The island of Wyre Lies close to Rousay at the eastern end of the Eynhallow Sound. The island is fairly small, being roughly 3.5 kilometres by 1.5 kilometres, and is largely farmland. It does however, possess one superb historical site that is well worth visiting.

The Sagas record that in the mid 12th century, a famous Norwegian named Kolbein Hruga lived on Wyre, and that he built a stone castle as a stronghold for his family. This is Cubbie Roo's castle, Cubbie Roo being a corruption of Kolbein Hruga. The castle withstood at least one siege when the assassins of Earl Haraldson took refuge there in 1231 to avoid the revenge of the Earl's friends and allies.
The original building was a simple stone tower roughly 8 metres square with walls 1.7m thick surrounded by a rock-cut ditch 2 metres deep.

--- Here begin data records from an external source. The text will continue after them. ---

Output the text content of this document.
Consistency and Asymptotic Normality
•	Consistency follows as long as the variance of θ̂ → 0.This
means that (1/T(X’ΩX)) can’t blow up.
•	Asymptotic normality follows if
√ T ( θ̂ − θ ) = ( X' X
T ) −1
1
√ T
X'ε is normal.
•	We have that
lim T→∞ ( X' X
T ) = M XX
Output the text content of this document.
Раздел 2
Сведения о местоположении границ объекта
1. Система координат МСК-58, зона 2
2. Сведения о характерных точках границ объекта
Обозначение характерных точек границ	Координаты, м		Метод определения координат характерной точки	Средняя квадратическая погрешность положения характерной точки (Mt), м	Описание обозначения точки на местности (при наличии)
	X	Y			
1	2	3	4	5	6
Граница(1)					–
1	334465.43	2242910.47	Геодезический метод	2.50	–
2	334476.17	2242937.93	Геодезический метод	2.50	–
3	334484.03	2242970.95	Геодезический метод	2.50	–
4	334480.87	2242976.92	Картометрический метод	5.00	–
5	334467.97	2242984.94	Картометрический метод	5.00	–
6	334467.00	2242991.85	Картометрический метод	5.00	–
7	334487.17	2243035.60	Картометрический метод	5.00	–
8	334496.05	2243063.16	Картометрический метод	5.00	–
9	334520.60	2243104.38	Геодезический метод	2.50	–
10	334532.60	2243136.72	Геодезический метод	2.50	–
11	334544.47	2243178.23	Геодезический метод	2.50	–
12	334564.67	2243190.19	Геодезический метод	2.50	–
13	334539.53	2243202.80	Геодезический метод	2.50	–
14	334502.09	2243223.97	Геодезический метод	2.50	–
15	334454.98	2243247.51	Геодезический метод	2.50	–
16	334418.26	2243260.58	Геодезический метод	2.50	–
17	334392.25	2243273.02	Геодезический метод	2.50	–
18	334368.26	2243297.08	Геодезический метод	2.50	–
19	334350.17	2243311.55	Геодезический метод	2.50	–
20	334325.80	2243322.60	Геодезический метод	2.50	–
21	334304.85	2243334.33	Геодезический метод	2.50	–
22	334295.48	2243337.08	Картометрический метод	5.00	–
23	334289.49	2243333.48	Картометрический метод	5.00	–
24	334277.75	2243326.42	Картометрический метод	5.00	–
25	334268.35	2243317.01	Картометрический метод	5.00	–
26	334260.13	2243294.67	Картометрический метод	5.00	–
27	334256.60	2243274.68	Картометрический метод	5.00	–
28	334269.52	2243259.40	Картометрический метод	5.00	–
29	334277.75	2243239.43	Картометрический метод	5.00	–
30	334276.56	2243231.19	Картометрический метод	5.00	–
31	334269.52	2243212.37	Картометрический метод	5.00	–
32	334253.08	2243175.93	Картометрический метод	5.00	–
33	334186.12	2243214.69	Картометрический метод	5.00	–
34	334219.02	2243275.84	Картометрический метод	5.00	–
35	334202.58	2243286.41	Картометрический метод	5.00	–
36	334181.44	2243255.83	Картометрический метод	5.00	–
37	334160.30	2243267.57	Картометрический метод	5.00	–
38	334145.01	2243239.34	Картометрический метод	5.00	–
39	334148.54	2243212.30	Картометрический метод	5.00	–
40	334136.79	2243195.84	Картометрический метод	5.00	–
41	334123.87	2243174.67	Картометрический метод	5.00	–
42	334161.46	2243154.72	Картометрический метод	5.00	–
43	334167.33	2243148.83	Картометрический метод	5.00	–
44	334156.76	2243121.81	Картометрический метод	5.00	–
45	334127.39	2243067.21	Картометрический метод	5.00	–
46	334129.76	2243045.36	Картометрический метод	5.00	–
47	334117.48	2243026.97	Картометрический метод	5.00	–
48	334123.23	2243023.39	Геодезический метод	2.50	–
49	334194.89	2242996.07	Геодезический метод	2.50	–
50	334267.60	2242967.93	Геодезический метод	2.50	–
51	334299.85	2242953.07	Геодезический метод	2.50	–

A strong stone wall 2 metres thick was built on the inner side of the ditch, and inside of the wall, a second shallow ditch was excavated to leave a central platform for the tower. The buildings surrounding the tower were added at a later date.


Aerial view of Cubbie Roo's Castle
(C) Richard Welsby

The castle stands close to St Mary's Chapel, a 12th century church thought likely to have been founded by Kolbein Hruga or his son.